Music videos, property and nature shows a niche for Cayman
When the opening scenes from a James Bond movie or epic action sequences from “Pirates of the Caribbean” are broadcast across the globe, it is the Bahamas flashing across millions of movie screens.
Invariably, as the backdrop for glamorous Hollywood beach scenes, the islands gain invaluable exposure from the movie industry.
While politicians and broadcast companies here accept that they are never likely to compete with their much larger neighbor, they believe there is space for the Cayman Islands to grow as a set for movies or television.
Sean Bodden, the new chairman of the Film Commission board, hopes to increase the number of film crews coming to the island.
“Our main goal is to market the island to filmmakers and to bring people here to showcase the Cayman Islands in a unique way,” he said.
Mr. Bodden, director of Whirlybird Productions, has been appointed as the head of a new-look board made up of broadcasters, producers and moviemakers, including Badir Awe, the co-director of locally made movie “The Devil You Know.”
The board has the support of Tourism Councilor Joey Hew, who has moved the Film Commission into the ministry in an effort to expand its marketing reach.
“It is definitely an area we want to develop,” said Mr. Hew. “We might not have the capacity at the moment to take on a full production, but even a single scene would have a tremendous economic impact.”
Beyond Hollywood, there are potentially lucrative opportunities in the world of music videos and commercials. Currently, the most common productions in Cayman are unscripted television broadcasts – house hunting shows, fishing and diving documentaries, and the occasional reality show. “It is a common misconception people have that the Film Commission is supposed to be attracting major big budget, $100 million dollar movies. The truth is that our core market may not be that, at least not right away,” said Mr. Bodden.

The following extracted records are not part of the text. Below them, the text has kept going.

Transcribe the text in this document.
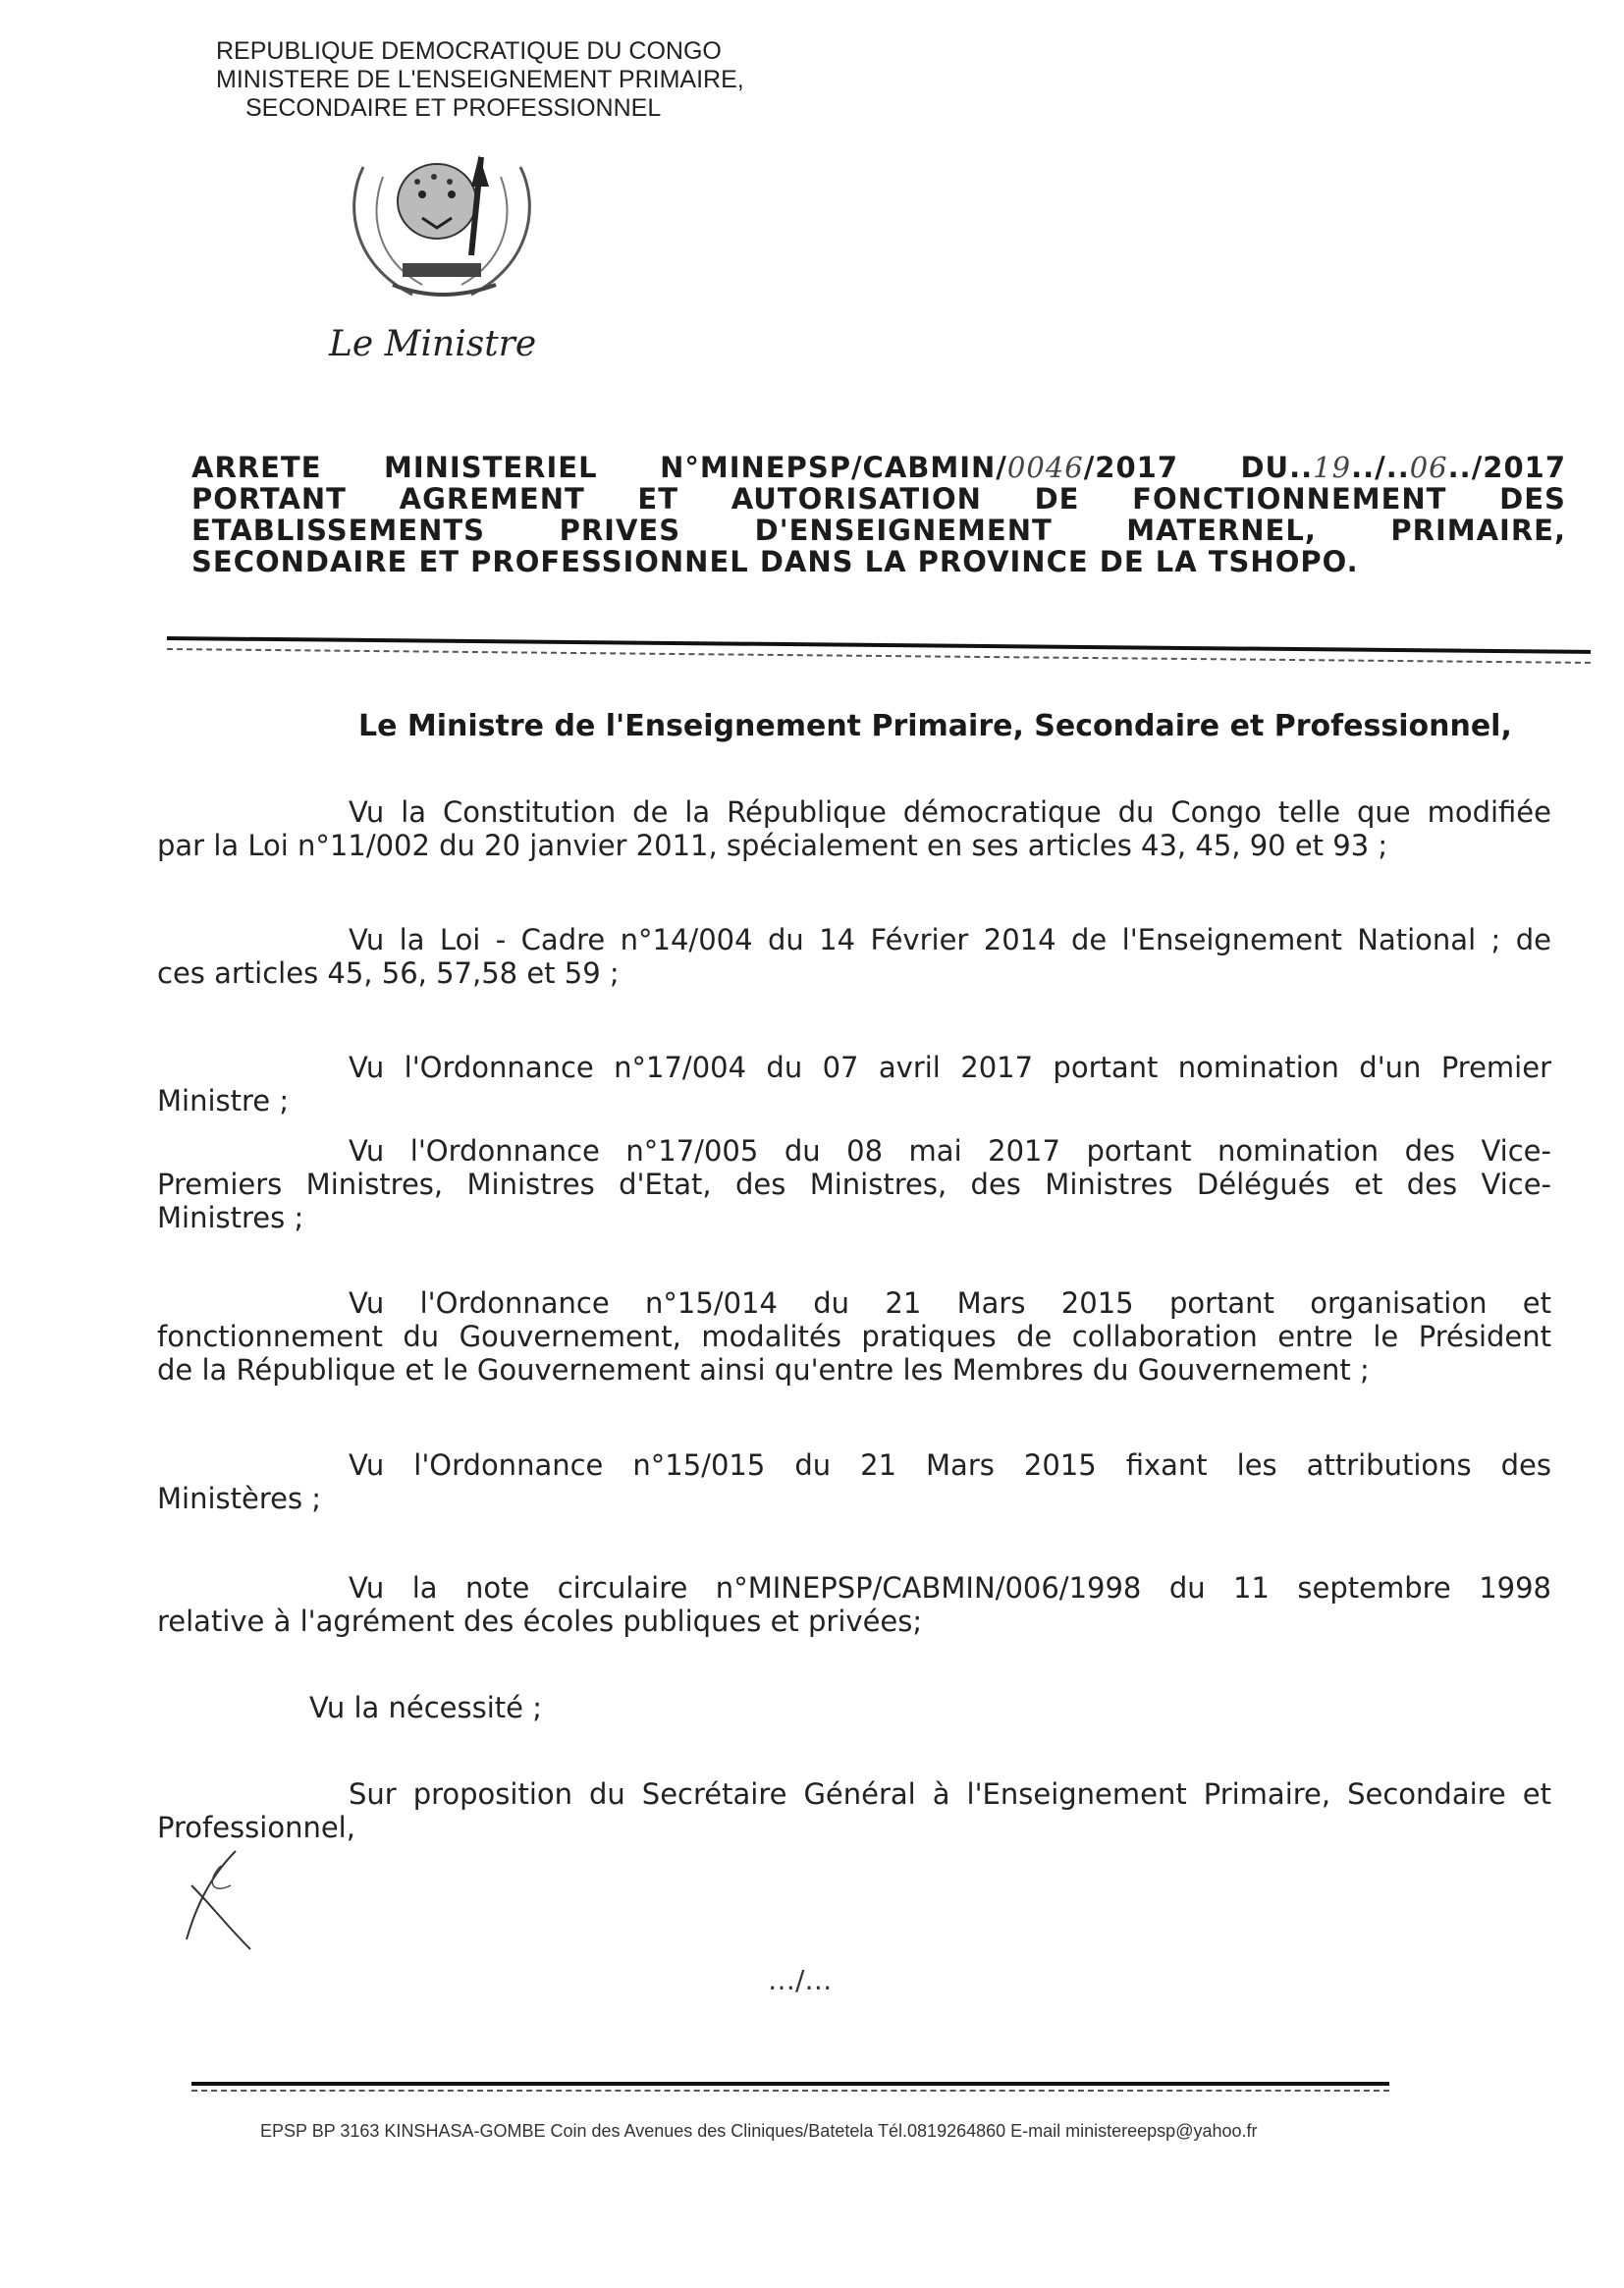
REPUBLIQUE DEMOCRATIQUE DU CONGO
MINISTERE DE L'ENSEIGNEMENT PRIMAIRE,
SECONDAIRE ET PROFESSIONNEL
Le Ministre
ARRETE MINISTERIEL N°MINEPSP/CABMIN/0046/2017 DU..19../..06../2017
PORTANT AGREMENT ET AUTORISATION DE FONCTIONNEMENT DES
ETABLISSEMENTS	PRIVES	D'ENSEIGNEMENT	MATERNEL,	PRIMAIRE,
SECONDAIRE ET PROFESSIONNEL DANS LA PROVINCE DE LA TSHOPO.
Le Ministre de l'Enseignement Primaire, Secondaire et Professionnel,
Vu la Constitution de la République démocratique du Congo telle que modifiée
par la Loi n°11/002 du 20 janvier 2011, spécialement en ses articles 43, 45, 90 et 93 ;
Vu la Loi - Cadre n°14/004 du 14 Février 2014 de l'Enseignement National ; de
ces articles 45, 56, 57,58 et 59 ;
Vu l'Ordonnance n°17/004 du 07 avril 2017 portant nomination d'un Premier
Ministre ;
Vu l'Ordonnance n°17/005 du 08 mai 2017 portant nomination des Vice-
Premiers Ministres, Ministres d'Etat, des Ministres, des Ministres Délégués et des Vice-
Ministres ;
Vu l'Ordonnance n°15/014 du 21 Mars 2015 portant organisation et
fonctionnement du Gouvernement, modalités pratiques de collaboration entre le Président
de la République et le Gouvernement ainsi qu'entre les Membres du Gouvernement ;
Vu l'Ordonnance n°15/015 du 21 Mars 2015 fixant les attributions des
Ministères ;
Vu la note circulaire n°MINEPSP/CABMIN/006/1998 du 11 septembre 1998
relative à l'agrément des écoles publiques et privées;
Vu la nécessité ;
Sur proposition du Secrétaire Général à l'Enseignement Primaire, Secondaire et
Professionnel,
…/…
EPSP BP 3163 KINSHASA-GOMBE Coin des Avenues des Cliniques/Batetela Tél.0819264860 E-mail ministereepsp@yahoo.fr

Recent productions filmed in Cayman have included U.K. Channel 4 property show “A Place in the Sun” and VH1 reality show “Atlanta Exes.” Not quite James Bond, but Mr. Bodden said the value of this kind of content could not be dismissed.

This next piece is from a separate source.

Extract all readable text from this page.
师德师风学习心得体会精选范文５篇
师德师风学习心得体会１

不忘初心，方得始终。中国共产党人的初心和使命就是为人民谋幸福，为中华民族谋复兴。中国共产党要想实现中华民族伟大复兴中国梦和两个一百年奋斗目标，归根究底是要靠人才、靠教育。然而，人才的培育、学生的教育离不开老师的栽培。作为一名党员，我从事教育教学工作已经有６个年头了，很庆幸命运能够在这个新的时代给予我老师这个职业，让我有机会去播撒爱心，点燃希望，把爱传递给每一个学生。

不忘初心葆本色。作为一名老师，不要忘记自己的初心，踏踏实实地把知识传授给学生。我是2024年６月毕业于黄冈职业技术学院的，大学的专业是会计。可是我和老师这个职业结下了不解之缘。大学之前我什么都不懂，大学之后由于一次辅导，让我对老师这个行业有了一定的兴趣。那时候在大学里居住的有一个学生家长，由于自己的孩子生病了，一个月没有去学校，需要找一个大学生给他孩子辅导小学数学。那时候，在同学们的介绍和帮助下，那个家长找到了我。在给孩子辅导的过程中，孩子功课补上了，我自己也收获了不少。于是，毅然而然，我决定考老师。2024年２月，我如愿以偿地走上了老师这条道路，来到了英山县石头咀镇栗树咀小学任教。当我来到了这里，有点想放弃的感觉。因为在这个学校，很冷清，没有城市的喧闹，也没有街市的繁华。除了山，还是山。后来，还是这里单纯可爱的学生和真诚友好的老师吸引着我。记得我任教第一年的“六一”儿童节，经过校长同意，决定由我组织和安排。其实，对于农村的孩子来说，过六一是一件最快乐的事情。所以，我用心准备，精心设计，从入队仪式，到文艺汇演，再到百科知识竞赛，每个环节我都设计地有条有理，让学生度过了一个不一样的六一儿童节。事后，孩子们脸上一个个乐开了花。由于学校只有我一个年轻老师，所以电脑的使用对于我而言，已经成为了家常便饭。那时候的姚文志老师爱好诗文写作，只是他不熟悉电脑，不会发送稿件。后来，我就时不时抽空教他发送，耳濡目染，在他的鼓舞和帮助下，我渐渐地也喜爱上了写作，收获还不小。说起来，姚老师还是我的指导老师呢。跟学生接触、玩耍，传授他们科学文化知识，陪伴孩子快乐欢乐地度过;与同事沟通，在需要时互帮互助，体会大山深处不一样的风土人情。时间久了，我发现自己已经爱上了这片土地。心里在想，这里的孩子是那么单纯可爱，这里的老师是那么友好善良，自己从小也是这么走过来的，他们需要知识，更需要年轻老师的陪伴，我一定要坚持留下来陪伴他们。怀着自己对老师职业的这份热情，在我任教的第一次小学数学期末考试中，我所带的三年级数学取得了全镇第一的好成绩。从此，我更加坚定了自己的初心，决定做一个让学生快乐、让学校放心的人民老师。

“When HGTV comes to film a show here, for example, they showcase million-dollar mansions and high quality of life to the millions of people that watch that channel,” he said.

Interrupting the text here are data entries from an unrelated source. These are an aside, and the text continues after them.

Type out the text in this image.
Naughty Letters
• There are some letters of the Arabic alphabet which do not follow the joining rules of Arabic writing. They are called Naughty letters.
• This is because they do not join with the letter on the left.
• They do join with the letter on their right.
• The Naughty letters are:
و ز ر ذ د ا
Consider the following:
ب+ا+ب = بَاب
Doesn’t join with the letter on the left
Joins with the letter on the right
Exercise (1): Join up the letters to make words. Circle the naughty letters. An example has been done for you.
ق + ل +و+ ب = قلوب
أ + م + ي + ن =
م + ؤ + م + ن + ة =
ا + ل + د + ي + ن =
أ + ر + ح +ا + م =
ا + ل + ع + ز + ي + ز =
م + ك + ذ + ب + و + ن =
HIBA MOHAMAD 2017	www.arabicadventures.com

Mr. Bodden believes there is steady demand from production houses for “non-scripted” content, but he believes the commission could be more proactive in efforts to entice crews to Cayman.
Mr. Hew added, “We need to take advantage of all the opportunities out there. As long as we are careful about what we allow to be filmed here, the kind of exposure we could get is something marketing money can’t buy.”
Initial efforts of the new Film Commission board include revamping its website and establishing relationships with production companies.
They also want to look at the incentives offered to film in Cayman. Currently, film crews are offered permit rebates and duty reductions for equipment on a negotiated basis.
Mr. Hew also hopes an increase in film production in the Cayman Islands will create opportunities for young people who currently feel they have to move overseas to pursue their dreams.
“It is equally important that our young people get to work on these sets – even as volunteers. We want to expose our young people to the type of experience they need to develop their talent.”